Family dynamics and home life have also dealt with the face of challenge and change. Families are facing new ways of living, new ways of communicating and new ways of dealing with difficulties. Some teenagers are facing confusion around their sexuality and gender, many too scared to tell their parents. Some parents may feel unequipped to deal with these transitions, they may feel confused or unexperienced, or maybe they cannot bear to say goodbye to a daughter and instead welcome in a son. Children and teens are not the only ones still living at home.

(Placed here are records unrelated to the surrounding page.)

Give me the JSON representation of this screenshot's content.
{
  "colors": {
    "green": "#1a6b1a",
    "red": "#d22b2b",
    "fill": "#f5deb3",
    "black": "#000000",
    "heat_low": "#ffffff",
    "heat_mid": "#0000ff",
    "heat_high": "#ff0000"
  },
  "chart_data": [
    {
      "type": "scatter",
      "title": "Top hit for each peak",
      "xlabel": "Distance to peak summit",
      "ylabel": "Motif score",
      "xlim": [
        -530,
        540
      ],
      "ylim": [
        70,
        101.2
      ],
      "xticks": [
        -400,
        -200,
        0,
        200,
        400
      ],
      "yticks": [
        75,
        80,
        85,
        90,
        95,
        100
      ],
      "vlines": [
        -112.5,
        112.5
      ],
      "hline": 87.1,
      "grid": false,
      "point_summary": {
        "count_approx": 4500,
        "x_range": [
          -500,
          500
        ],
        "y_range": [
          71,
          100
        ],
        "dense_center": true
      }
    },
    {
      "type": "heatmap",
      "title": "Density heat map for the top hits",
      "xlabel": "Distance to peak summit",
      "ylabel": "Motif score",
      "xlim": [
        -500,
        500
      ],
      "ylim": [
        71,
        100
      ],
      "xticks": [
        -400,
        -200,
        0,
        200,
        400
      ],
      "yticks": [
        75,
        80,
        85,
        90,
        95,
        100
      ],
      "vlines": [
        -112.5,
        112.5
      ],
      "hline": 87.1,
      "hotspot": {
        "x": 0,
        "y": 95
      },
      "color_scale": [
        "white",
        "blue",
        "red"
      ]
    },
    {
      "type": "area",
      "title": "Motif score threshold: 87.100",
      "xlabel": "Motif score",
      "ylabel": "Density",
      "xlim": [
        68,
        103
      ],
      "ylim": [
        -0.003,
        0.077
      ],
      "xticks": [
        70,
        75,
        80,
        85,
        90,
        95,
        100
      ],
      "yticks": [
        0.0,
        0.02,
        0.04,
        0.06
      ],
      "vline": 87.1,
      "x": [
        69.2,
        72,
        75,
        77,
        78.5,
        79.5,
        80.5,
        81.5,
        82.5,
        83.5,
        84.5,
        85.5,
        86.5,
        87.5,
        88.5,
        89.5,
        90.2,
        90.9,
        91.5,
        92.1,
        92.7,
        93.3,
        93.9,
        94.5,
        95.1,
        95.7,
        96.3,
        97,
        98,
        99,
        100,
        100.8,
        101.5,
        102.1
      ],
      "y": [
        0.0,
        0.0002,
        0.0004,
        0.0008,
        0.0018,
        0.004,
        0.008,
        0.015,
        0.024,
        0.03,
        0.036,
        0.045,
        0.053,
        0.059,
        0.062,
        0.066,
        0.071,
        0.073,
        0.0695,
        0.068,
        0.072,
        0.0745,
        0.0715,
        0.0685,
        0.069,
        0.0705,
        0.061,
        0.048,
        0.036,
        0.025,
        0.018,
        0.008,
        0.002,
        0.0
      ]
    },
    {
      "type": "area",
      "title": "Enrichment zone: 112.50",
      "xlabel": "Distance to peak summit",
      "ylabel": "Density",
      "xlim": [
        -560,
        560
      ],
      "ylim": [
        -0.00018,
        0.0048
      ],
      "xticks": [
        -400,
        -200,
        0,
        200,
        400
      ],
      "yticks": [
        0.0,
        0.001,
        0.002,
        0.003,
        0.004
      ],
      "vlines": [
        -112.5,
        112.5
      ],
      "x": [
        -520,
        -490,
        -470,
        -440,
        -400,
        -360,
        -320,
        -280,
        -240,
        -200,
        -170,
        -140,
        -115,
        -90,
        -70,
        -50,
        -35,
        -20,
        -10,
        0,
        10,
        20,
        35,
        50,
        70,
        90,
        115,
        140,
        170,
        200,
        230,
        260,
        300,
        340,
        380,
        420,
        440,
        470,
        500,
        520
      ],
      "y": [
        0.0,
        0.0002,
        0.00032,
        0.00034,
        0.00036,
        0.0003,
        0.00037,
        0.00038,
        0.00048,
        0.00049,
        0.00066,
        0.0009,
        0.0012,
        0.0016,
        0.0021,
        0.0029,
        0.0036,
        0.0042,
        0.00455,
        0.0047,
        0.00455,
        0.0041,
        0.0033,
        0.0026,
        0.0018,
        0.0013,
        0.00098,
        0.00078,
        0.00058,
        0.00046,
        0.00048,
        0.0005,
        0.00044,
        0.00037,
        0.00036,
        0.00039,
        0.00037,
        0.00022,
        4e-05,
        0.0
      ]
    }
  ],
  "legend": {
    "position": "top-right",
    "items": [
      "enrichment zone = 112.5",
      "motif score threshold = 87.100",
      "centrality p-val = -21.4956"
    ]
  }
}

With the unrealistic housing rent, prices have resulted in a tremendous increase of millennials still living at home. Open honest communication between families is critical. To quote Virginia Satir "Communication is to relationships what breath is to life". Counselling offers a professional non-bias mediator to help a family, marriage or relationship further develop their communication skills to one another. To help create a household filled with more understanding, intimacy and appreciation for everyone's individual needs. A counsellor can offer guidance and support to help each family member to recognise their boundaries, unresolved issues and traumas and begin to build back trust and harmony.

 

Our society has had its fair share of uphill battles too. Climate change, unemployment, and the housing crisis are just a few of the modern challenges we face. With the unprecedented Coronavirus pandemic currently happening, fear and stress are affecting us all. Many are challenged with the face of death—the death of a loved one, a job, a business, or a relationship. Bereavement requires a lot of patience and compassion towards the self, but sometimes it can seem too much to handle on our own. As a nation, we're slowly breaking the stigma of mental illness and emotional stress, but still remains a habit of suppressing our grief, guilt, and sadness. We tend to feel like we have to be strong like we have to push anything emotional deep down in the shadows. Have we collectively shamed the ability to be vulnerable and honour our emotions? Does asking for help or taking the time out to be with our feelings have to be a sign of weakness? If we break our leg, we go to a surgeon and allow him to put it back together, we take the time out to rest and allow it to heal. As a society, we need to remember to do that for our mental health, to feel our emotions and allow healing for our soul.

 

Counselling can help expand our minds and open our hearts; it can create more unity within our society. The skills we learn in therapy will impact the way we view and treat each other. Creating empathy for those we once deemed as too different from us. Allowing compassion and growth for new perspectives to emerge.

 

Seeking a counsellor can offer support, no matter how big or small the issue may seem. Whether its a crisis or simply just wanting someone to listen wholly. A therapist offers unconditional compassion and zero judgement. Speaking about our problems and learning to recognise and release our emotions is not only cathartic but vital for our holistic health and wellbeing.

 

Life is always going to be challenging, and we could not appreciate the good without having experienced the bad. The dazzling dance of opposites will always be present, within us and around us. In an ever-changing world, counselling can offer us security, safety and support. It can allow us to grow, to express and to release.

 

It can be a grounding guide towards healing and a pathway home to our true self.